When it comes to mechanical ventilation of dairy shelters, such as tunnel ventilation of a tie stall, the large exhaust fans in the end provide a high air exchange for the shelter. However, it has been observed that sometimes the air speed at and between cows is lower than desired. Several farms have seen increased performance of tunnel ventilation systems with the addition of circulation fans placed directly above the cow stalls in addition to the tunnel ventilation system. The circulation fans help boost the air speed around and between cows.
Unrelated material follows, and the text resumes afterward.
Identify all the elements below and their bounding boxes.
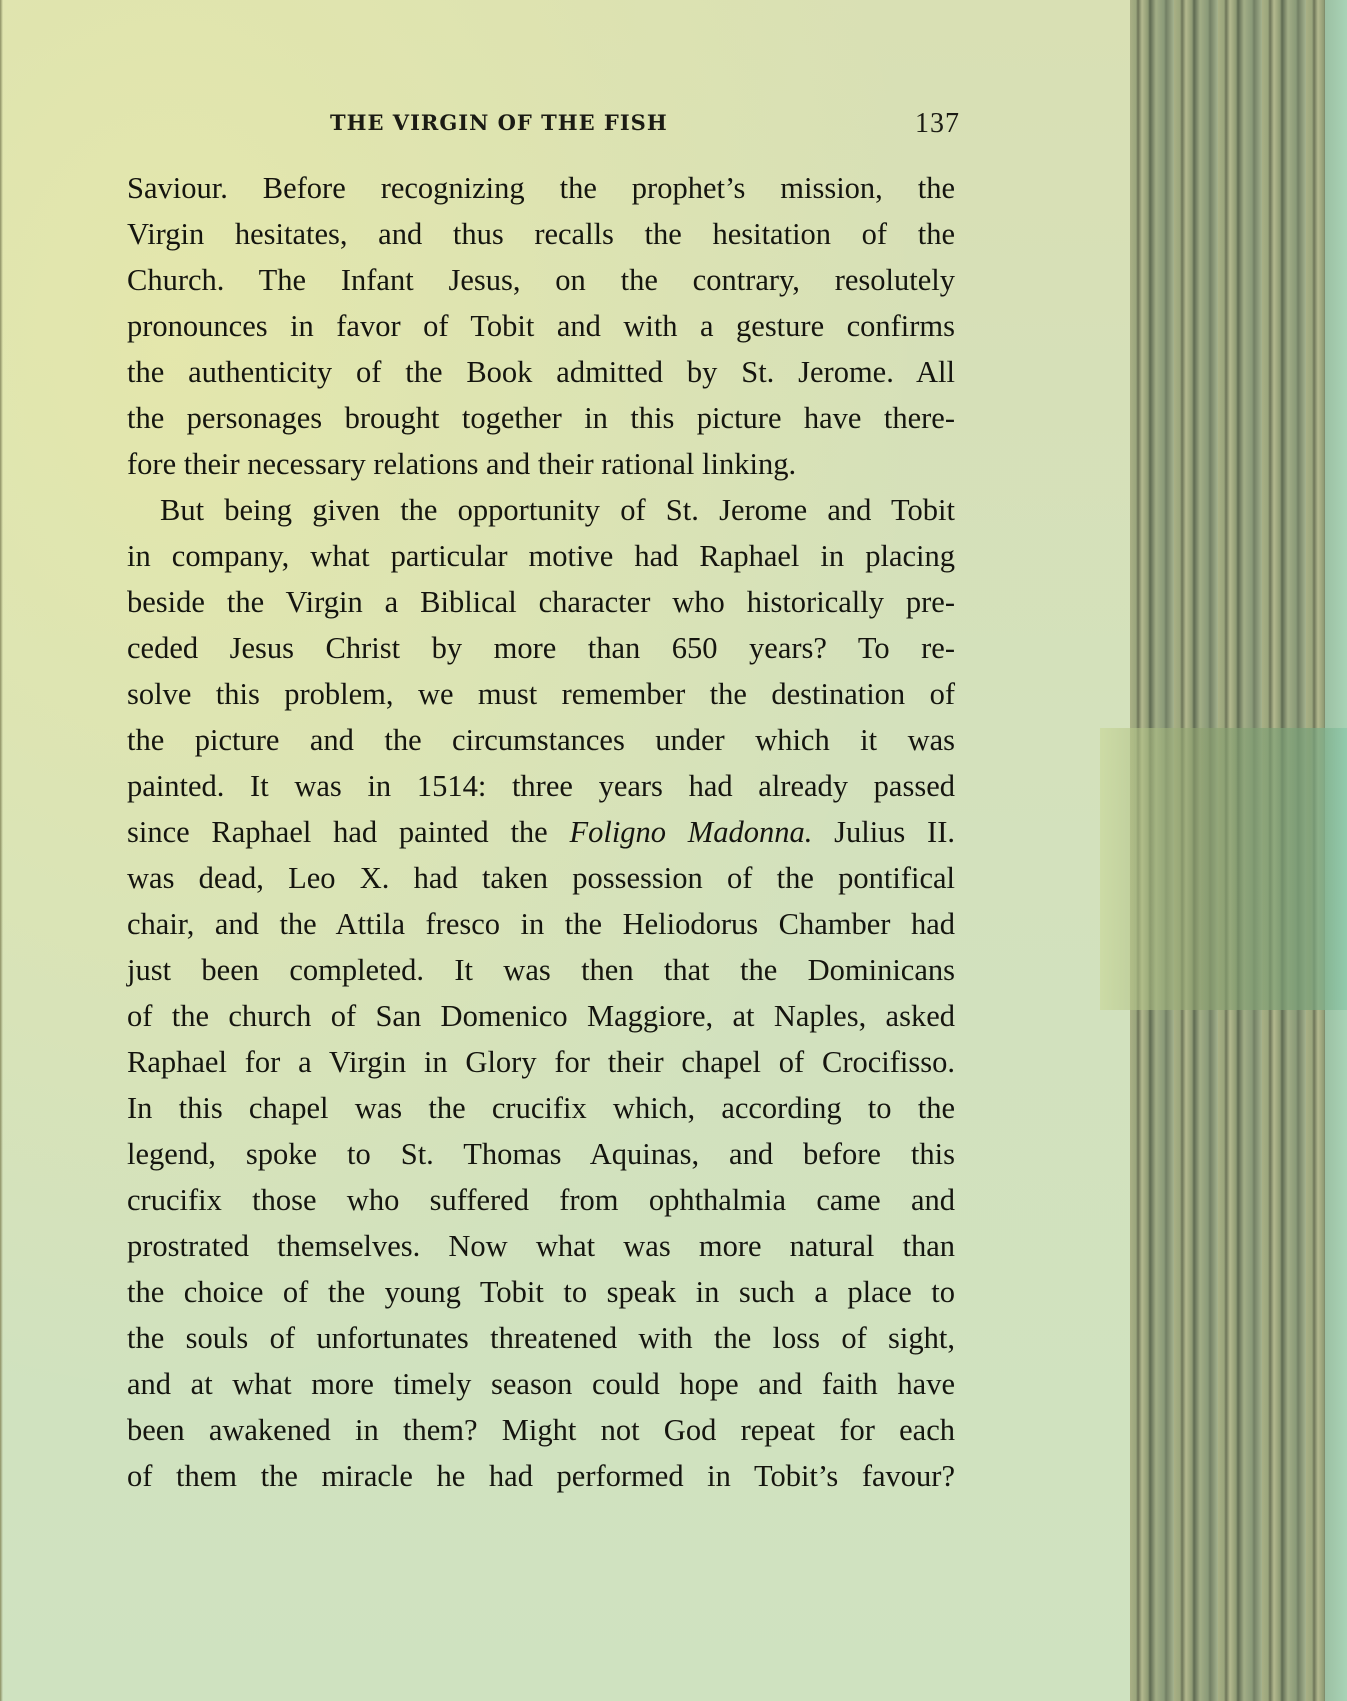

The final component of heat abatement is the addition of water for evaporative cooling. Before thinking of adding water, first make sure air exchange of the shelter has been maximized. If the added moisture is not removed from the shelter with air exchange, conditions within the shelter may become worse rather than better. The question is often whether to use soakers (direct evaporative cooling) or misters (indirect evaporative cooling). The answer really is they both work, but it depends on your housing system and goals. Indirect cooling lowers the ambient temperature of the air circulating within the shelter by raising the humidity. This cooler air is then used to enhance convective cooling of the animals. Direct evaporative cooling wets the skin of the animals and then, by this water evaporating from the skin, cools the animal directly. Direct evaporative cooling systems tend to use more total water and any water not directly put on a cow, but rather the floor, will add to the volume of material entering the manure system. Likewise, the ability of an indirect system to cool ambient air can be limited on humid days. The best evaporative cooling may be the use of both direct and indirect evaporative cooling together on the dairy. For example, use soakers in the holding area as cows wait to enter the parlor during milking, place indirect misters within the shelter for milder periods of heat stress, and add fence-line soakers for shorter periods of high heat stress. This may seem extreme, but with the use of good controls the whole system can be integrated and automated.
As we strive for maximum per cow performance and production, cow comfort needs to be maximized at all times of the year, and cows just aren’t naturally built for summer heat. So, it’s never too early to think about heat abatement. Get ready for summer heat before it gets here, because we know it is coming.